During the most recent theft, according to Rev. Cathy Rion Starr, the thief replaced the signs with  one "Trump for President" lawn sign.

“Our faith calls us to build the beloved community, and rather than condemn those who steal, we are calling on our political leadership to join us in a call for abundant love, to renounce racism and embrace justice,” said Starr, who is co-minister of the congregation.

The congregation celebrated its annual Flower Communion service, Sunday, handing out flowers as a sign of abundant beauty and love, to those on their way to the University of Hartford graduation, and any passersby.

Each flower came with a letter calling on all political parties and people to condemn hate and embrace racial justice.

“We’re giving out flowers today to the graduates to say congratulations and also asking them to sign a letter to our legislative leadership calling for an end to the political divisiveness,” Starr said. “Calling on our legislative leaders and our political leaders to really confront racism in their political parties and throughout the justice system, we’re calling for racial justice.”

Sunday’s efforts are part of a national movement called Love Is Unstoppable by Showing Up for Racial Justice (SURJ).

“I think a lot of folks wouldn`t consider it racism, to take the Black Lives Matter sign, they think that they`re defending their own rights, but the statement of Black Lives Matter does not say that any other life doesn`t matter. It is just making a public declaration that black lives do matter,” Hartford resident Jason Fredlund said.

“We want to be good neighbors so we`re saying we need to stand up as a mostly white congregation and say 'no, we stand with everyone,'” Starr said.

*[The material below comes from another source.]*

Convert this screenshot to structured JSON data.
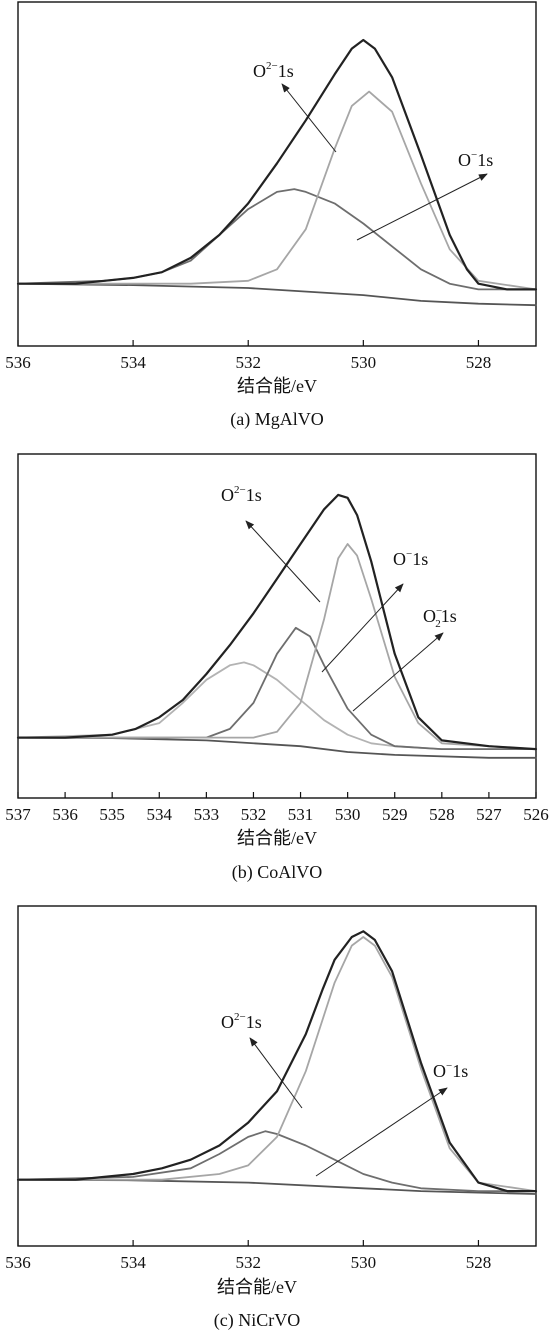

She said she understands if people disagree with their message, but if they do, she encourages them to talk about it with the congregation.

Recently, congregation members witnessed a person taking the signs and driving away, so they reached out to police. According to Starr, police said the license plate did not match the car, and it was a dead lead.

The congregation said it does not want to press charges. They just want to talk to the people doing this to help turn any hate into peace, love, and understanding.